In the case of Perry, however, if the court retains the Proposition 8 ban, LGBT rights advocates would be forced to return to the states. With constitutional amendments banning marriage for same-sex couples in a majority of states, advocates would be prevented from seeking reform in state courts and legislatures. Instead, they would in most states face the daunting proposition of trying to gain equal marriage rights at the ballot box. Some states might present reasonable opportunities — indeed, voters in Maine, Maryland and Washington may affirm same-sex couples' right to marry in November — but others remain outside the realm of possibility for many years to come. And a series of ballot initiatives presents an overwhelming financial burden.

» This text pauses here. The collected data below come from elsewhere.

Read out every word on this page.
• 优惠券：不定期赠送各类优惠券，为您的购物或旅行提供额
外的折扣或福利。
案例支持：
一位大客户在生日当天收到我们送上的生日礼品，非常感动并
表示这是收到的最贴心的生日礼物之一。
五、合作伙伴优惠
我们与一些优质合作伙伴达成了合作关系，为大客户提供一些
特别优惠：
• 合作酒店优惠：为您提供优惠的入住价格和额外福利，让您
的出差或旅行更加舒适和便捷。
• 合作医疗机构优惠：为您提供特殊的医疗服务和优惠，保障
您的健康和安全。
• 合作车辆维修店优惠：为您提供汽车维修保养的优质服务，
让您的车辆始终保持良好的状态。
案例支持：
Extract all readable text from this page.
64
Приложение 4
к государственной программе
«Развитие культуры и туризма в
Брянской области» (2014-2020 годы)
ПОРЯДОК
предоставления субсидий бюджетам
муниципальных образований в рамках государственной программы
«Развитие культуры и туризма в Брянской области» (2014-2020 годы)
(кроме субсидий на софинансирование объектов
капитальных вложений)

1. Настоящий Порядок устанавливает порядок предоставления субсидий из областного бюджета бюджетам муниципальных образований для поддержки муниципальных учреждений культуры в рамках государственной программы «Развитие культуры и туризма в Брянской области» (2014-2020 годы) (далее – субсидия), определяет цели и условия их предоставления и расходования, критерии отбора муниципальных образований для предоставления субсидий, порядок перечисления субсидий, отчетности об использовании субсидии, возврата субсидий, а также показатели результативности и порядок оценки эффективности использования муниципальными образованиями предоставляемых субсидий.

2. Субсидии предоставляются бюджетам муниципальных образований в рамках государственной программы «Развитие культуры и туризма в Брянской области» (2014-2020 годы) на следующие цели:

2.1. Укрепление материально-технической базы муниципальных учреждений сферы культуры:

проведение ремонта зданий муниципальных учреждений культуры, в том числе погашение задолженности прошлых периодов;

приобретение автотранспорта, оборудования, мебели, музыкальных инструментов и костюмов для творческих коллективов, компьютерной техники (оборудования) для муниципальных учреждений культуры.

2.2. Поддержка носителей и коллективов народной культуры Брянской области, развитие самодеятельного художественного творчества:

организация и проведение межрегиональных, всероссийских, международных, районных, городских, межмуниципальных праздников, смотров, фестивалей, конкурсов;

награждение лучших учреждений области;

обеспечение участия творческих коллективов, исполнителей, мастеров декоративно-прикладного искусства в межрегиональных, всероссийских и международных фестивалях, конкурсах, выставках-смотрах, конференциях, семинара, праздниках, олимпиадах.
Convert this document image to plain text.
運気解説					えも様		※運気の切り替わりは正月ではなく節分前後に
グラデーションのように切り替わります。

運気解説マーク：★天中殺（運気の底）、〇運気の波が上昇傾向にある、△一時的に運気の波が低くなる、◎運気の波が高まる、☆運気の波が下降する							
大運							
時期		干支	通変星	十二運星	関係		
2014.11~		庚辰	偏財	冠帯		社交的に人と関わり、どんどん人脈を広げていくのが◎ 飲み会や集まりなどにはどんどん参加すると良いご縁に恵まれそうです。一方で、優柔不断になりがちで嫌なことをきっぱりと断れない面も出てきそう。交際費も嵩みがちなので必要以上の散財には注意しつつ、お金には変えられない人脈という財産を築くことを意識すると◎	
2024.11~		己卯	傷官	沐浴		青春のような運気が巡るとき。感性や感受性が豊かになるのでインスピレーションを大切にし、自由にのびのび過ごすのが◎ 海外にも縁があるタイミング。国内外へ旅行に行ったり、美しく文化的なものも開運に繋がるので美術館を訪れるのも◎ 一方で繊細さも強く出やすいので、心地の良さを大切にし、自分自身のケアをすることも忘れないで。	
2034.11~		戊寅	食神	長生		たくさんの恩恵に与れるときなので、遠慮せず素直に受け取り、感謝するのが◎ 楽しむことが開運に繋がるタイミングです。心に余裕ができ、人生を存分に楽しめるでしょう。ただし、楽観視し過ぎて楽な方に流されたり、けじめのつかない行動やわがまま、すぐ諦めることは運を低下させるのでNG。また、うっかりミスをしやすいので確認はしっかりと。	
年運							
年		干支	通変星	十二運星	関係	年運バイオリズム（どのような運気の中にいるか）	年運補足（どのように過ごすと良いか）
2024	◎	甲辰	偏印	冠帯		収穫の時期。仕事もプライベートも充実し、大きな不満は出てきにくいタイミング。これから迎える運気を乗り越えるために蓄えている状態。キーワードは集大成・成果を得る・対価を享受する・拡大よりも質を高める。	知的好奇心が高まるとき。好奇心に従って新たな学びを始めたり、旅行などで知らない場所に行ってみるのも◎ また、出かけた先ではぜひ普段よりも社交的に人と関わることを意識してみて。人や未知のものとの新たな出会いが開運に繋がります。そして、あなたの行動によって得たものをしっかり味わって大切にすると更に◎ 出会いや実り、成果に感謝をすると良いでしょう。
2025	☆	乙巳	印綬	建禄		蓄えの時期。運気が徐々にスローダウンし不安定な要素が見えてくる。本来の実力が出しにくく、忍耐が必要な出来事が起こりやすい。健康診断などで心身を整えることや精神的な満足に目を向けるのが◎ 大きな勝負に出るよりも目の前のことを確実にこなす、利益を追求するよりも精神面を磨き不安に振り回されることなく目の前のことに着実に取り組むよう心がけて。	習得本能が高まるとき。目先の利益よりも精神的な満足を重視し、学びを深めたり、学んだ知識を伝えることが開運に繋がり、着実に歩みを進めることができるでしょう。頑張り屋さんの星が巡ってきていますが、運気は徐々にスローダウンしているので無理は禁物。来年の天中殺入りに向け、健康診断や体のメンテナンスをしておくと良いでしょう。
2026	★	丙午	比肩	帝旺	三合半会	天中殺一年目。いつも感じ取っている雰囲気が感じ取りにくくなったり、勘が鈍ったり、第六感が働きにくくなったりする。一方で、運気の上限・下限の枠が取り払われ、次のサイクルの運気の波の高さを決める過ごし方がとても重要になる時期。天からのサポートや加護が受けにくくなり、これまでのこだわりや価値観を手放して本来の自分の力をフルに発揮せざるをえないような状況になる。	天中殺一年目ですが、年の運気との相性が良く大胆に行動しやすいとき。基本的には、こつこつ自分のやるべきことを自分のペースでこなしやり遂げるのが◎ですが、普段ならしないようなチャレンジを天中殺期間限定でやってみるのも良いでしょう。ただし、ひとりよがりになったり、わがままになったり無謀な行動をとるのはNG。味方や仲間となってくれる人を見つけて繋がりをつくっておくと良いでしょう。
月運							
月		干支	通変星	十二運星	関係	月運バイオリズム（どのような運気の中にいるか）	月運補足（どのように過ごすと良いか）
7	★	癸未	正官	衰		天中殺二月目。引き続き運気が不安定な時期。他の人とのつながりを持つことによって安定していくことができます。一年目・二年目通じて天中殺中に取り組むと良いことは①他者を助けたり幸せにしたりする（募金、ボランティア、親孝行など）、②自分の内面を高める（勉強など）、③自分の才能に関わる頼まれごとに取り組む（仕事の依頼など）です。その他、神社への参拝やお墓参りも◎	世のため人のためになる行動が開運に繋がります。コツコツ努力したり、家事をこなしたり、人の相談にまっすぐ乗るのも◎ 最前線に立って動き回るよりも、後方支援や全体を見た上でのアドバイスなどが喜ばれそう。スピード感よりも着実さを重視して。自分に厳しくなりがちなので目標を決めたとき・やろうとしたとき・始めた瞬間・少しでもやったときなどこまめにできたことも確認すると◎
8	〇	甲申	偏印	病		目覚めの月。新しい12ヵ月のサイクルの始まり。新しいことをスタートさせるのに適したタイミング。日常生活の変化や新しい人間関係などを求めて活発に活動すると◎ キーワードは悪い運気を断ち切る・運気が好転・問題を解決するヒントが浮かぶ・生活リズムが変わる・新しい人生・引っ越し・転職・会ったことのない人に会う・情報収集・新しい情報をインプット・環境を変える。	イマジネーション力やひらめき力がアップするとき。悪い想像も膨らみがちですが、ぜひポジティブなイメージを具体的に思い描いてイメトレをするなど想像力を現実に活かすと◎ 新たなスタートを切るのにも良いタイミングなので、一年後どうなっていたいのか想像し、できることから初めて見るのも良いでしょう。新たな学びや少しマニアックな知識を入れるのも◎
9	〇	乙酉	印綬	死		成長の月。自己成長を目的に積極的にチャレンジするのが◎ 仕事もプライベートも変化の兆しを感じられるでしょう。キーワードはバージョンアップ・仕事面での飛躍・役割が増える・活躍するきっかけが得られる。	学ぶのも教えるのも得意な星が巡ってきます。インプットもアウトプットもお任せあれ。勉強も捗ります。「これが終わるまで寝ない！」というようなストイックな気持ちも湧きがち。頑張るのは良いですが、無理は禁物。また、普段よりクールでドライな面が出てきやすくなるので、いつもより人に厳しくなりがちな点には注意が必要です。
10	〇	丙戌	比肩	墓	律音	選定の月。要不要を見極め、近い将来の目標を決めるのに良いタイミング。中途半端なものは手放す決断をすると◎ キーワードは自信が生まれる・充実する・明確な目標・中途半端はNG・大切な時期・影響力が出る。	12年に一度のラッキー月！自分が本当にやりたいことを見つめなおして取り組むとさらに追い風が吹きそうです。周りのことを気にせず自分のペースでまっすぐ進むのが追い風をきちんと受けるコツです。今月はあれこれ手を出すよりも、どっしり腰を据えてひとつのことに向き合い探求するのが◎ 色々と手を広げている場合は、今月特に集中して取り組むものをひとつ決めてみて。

Perry provides a more exciting backdrop: a bitterly fought initiative battle, a heroic team of famous ideological rivals, a Hollywood-backed effort, a controversial appellate decision by the 9th Circuit's liberal lion and gestures toward the big question of same-sex couples' fundamental right to marry. But the DOMA cases present a more politically, doctrinally and strategically sensible way forward, and the high court would be wise to start with them. There are other cases like Perry in the pipeline, and the court will no doubt have many opportunities to weigh in on the question of marriage equality.
Douglas NeJaime is an associate professor at Loyola Law School in Los Angeles.